DIPSY, DAISY und das Bildungssystem der verlorenen Stellen

Wie Baden-Württemberg über 20 Jahre lang Lehrer in die Cloud geschickt hat – ohne Rückflugticket
Von Ronald Tramp – Präsident des Bildungswitzministeriums, einziger Absolvent des satirischen Abendgymnasiums und Träger des Ehrenpreises für „Didaktische Datenbank-Demenz“.
Stuttgart, Rechenzentrum für pädagogischen Realitätsverlust:
Während Schülerinnen und Schüler in Baden-Württemberg brav das Einmaleins paukten, rechnete das Kultusministerium schon seit 2005 auf ganz eigene Weise:
* 1400 Lehrerstellen, die nur auf dem Papier besetzt waren.
* Ein Softwarefehler, der über zwei Jahrzehnte unbemerkt blieb.
* Und eine Verwaltung, die dachte:
„Wenn DIPSY sagt, die Stelle ist voll, dann ist sie voll. Punkt.“
Willkommen in der Welt von DIPSY & DAISY™
Zwei Systeme, die klingen wie ein Vorschul-Zeichentrickduo mit eigener Merchandising-Linie, steuern in Baden-Württemberg seit 2005 das Lehrpersonal:
DAISY rechnet die Gehälter ab (also das, was eh keiner kontrollieren will).
DIPSY verteilt Lehrer auf Schulen – aber nur, wenn sie im System verfügbar sind.

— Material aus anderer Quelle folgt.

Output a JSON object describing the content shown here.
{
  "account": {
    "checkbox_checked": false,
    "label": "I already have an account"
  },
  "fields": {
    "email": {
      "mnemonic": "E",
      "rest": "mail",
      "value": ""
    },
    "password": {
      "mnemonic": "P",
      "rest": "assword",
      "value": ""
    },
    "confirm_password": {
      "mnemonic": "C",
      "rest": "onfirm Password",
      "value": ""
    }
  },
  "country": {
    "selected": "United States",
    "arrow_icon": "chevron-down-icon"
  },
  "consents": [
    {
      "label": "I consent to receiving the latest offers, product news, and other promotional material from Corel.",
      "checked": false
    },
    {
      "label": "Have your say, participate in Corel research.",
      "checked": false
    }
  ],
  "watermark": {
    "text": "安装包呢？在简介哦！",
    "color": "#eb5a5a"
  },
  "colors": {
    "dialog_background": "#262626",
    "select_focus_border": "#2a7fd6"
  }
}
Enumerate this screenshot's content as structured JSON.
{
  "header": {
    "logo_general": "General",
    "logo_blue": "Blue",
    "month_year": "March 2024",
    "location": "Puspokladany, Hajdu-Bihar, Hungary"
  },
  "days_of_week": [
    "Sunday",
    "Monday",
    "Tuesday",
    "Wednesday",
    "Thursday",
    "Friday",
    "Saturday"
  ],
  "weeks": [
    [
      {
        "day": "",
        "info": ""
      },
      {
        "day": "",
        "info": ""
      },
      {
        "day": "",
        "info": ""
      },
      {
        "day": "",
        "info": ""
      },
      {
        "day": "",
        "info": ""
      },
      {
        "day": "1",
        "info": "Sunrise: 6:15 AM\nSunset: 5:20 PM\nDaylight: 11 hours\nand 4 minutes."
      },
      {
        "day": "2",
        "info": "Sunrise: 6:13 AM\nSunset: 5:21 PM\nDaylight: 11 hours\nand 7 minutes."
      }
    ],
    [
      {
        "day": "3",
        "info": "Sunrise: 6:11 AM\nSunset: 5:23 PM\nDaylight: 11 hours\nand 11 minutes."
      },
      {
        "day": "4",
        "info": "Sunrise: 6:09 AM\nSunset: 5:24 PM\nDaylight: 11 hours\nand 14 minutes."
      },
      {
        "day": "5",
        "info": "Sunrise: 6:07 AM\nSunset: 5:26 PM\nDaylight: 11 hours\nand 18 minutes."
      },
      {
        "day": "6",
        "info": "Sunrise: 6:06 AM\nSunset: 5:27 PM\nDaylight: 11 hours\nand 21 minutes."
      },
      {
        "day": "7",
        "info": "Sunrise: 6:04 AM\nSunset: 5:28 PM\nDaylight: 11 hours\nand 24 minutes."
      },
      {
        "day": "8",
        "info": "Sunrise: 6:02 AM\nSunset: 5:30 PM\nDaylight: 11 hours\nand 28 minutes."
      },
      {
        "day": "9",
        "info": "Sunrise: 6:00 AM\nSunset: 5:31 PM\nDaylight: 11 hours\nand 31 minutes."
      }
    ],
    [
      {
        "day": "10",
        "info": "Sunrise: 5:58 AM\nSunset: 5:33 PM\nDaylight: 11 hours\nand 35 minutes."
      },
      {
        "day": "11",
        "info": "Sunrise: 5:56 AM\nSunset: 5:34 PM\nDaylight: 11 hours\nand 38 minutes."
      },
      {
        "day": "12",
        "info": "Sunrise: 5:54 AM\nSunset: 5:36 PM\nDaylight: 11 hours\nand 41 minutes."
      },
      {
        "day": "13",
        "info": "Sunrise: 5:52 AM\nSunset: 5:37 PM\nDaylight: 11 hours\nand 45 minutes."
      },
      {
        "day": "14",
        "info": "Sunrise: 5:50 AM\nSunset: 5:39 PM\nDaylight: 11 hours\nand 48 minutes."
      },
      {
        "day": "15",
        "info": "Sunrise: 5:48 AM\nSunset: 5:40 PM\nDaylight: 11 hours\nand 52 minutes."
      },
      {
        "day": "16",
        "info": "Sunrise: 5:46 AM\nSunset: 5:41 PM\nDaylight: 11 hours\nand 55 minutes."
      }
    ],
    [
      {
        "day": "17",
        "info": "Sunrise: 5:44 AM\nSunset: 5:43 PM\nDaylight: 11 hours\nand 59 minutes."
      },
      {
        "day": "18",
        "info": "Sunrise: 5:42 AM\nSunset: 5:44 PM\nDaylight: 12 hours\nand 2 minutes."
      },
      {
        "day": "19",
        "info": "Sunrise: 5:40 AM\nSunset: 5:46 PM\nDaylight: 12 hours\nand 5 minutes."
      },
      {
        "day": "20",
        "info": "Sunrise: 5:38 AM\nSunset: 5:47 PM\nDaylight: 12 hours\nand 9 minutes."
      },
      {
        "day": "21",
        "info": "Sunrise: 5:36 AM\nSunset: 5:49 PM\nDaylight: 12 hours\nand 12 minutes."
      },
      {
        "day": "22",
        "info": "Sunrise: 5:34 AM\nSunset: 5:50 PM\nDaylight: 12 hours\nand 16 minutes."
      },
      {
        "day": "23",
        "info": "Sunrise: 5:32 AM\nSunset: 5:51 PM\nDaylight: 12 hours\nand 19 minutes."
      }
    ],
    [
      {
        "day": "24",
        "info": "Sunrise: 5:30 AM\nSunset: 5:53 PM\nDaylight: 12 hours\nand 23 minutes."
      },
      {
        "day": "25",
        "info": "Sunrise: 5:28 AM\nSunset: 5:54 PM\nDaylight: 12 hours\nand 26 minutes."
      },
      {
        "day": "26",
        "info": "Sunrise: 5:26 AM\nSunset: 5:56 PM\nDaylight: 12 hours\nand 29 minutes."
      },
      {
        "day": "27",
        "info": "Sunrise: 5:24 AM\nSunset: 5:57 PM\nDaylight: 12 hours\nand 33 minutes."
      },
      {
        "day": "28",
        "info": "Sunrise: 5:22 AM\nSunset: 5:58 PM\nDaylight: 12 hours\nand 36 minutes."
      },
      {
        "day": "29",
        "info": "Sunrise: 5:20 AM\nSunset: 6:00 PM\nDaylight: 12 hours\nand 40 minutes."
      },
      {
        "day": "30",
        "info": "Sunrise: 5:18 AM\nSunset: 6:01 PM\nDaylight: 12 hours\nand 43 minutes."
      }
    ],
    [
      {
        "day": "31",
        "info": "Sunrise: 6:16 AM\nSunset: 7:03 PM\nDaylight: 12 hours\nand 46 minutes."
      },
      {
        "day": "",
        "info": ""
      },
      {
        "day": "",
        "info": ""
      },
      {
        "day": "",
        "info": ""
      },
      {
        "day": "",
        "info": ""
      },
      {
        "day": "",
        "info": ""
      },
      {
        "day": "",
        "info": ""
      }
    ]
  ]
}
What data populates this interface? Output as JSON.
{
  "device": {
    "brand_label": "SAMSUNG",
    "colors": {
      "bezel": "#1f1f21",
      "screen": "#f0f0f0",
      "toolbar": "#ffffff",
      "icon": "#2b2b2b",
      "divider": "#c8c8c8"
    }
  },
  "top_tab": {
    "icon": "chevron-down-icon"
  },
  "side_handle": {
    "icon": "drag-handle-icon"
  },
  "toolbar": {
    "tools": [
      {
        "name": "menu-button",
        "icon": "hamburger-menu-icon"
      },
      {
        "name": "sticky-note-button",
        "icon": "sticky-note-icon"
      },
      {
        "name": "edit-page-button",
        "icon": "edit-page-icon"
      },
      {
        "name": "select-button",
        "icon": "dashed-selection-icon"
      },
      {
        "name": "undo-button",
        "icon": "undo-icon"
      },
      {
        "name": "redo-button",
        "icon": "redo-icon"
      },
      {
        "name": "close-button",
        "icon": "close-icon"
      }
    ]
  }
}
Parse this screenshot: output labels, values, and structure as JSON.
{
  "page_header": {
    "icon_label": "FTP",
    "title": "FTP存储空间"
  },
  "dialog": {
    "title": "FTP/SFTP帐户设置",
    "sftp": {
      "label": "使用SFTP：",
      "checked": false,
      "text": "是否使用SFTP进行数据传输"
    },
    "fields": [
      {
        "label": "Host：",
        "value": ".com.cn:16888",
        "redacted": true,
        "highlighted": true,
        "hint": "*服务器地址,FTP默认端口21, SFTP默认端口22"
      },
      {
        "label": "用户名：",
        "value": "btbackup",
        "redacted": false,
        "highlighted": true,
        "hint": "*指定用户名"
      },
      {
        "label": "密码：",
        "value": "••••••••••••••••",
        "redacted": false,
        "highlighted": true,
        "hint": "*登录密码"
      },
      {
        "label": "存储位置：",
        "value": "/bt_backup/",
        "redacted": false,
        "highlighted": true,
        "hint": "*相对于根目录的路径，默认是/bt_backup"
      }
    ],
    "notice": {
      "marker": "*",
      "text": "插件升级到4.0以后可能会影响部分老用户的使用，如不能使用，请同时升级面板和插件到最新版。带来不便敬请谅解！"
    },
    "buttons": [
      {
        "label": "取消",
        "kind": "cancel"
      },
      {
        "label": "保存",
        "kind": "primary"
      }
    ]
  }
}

Was passiert, wenn ein Lehrer krank wird oder in Rente geht?
Nichts.
Also wirklich: Nichts.
Der Eintrag bleibt bestehen.
Denn DIPSY denkt:
„Solange niemand offiziell tot ist, bleibt er halt im Dienst.“
Virtuelle Lehrer: Nur echt mit fehlendem Unterricht
Das Kultusministerium nennt es einen „Softwarefehler“.
Ich nenne es:
„Digitale Untätigkeit mit Langzeitwirkung.“
Denn während DIPSY mit DAISY einen ganz eigenen Tanz aufführte, standen Schulen da mit Unterrichtsausfall, Vertretungskraft Horst (der eigentlich Hausmeister ist) und der mathematisch exakt berechneten Antwort:
„Das System zeigt leider keine freien Stellen an.“
Ministerium überrascht: „Hoppla, 1400 Lehrer!“
Kultusministerin Theresa Schopper (Grüne) erklärte beim SWR:
„Alle waren überrascht.“
Das ist in etwa so, als würde ein Feuerwehrchef sagen:
„Wir haben das Feuer 20 Jahre übersehen, aber jetzt ist es wirklich heiß.“
Und das Beste: Der Fehler fiel nicht etwa durch pädagogische Not oder Schülerproteste auf.
Nein – durch ein Softwareupdate.
IT rettet Bildung!
Oder: Ctrl + F für fehlende Bildung.
Milliardenpuffer oder Buchhaltungssimulation?
Eine ganze Milliarde Euro soll auf mysteriöse Weise nicht ausgegeben worden sein.
Bildungsetat als Finanzpuffer.
Oder wie man in Stuttgart sagt:
„Pädagogische Luftbuchung zur konjunkturellen Glättung.“
Die Ministerien schweigen dazu.
Was verständlich ist.
Man will ja auch nicht öffentlich sagen:
„Wir haben Bildung eingespart, weil Excel sagte, das passt schon.“
Wenn das System versagt, dann wenigstens gründlich
Dieser Fall hat alles:
Virtuelle Lehrer.
Reale Schüler.
Fantastische Verwaltungskünste.
Und ganz ehrlich:
Wenn ich ein Lehrer wäre, ich würde mich sofort bei DIPSY als „dauerhaft verfügbar“ eintragen.
Am besten mit dem Zusatz:
„Unterricht nur in PowerPoint. Anwesenheit optional.“
Ronald Tramp – Minister für satirische Systemanalyse. Fachgebiet: Didaktische Datenverluste und semantische Fehlzündungen.